About $1.8 billion in intrinsic value has placed calls, which is the equivalent of short or sell, at $50,000.

So if bitcoin reaches that point within 24 hours, a lot of people will be rekt for being bear.

Chances are slim of that happening however as a 10k green candle appears unlikely with the market currently best described as a very very timid bull.

Opinions are split.

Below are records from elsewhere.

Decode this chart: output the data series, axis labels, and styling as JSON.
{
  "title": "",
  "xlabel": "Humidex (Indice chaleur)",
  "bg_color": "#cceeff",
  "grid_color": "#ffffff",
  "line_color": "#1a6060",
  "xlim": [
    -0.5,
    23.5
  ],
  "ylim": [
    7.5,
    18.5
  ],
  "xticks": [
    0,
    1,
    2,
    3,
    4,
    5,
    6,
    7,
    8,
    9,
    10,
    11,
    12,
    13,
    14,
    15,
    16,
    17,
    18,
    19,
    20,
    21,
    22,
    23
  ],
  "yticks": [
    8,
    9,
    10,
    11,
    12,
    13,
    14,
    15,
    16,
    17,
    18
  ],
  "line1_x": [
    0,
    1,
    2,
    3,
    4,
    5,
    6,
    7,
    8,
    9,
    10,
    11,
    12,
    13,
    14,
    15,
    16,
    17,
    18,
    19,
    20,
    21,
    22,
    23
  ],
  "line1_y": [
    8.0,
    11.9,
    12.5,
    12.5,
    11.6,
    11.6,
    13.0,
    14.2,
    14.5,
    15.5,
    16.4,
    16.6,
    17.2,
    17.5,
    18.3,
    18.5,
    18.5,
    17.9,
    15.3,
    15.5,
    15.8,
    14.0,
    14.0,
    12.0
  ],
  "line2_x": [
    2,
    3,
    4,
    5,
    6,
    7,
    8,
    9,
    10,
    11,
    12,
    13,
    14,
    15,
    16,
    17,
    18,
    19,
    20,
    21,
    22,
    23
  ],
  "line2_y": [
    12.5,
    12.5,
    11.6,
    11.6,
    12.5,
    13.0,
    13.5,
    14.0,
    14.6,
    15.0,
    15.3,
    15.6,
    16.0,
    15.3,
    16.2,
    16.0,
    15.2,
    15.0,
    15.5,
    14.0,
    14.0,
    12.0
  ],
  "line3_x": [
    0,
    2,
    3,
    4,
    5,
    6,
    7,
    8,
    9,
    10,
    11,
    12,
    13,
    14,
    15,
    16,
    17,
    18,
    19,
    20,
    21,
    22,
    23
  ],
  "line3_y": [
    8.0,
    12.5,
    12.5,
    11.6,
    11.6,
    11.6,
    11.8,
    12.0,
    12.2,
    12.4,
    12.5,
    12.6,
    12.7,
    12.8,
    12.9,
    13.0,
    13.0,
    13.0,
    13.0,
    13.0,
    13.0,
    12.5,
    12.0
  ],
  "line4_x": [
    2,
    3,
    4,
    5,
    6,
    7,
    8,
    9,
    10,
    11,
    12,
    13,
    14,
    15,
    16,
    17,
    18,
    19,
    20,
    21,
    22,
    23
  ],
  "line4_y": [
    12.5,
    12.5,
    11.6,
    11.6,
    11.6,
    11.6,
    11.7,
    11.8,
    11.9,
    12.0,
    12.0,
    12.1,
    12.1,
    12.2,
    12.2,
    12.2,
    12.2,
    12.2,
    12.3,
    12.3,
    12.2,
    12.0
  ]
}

Bears still cling with their stone heads to bear market forever, praying to Allah or whatever god they have that this goes to $20,000 or for some of them preferably to zero.

Bulls however see a bit of hope primarily because for four days now this hasn’t been falling, but has kind of been rising very littley.

Even Canada, Canada!, bought some yesterday before going back to kind of selling, with Shanghai too buying then selling, in what is clearly a gentle but fierce quiet battle between bulls and bears.

With these options expiring tomorrow, a new round then begins as summer arrives with it to be seen whether it does so with a bang.

That’s because we have a combination of futures and options expiry, a timid bull trying to gain courage, and a three days weekend when Americans can’t play – well the ones relying on snail banking.

So max pain arguably would be a bull run during the weekend with those that sold watching helplessly as the train leaves the station without their fomo on board, kind of like the Europeans did earlier this week.

Alas realistically we might instead get sidewayish but kind of up unless we’re really getting a bear market mid-way without the needed training to buy the dip becoming so ingrained that people stop believing it won’t work when the real bear shows up.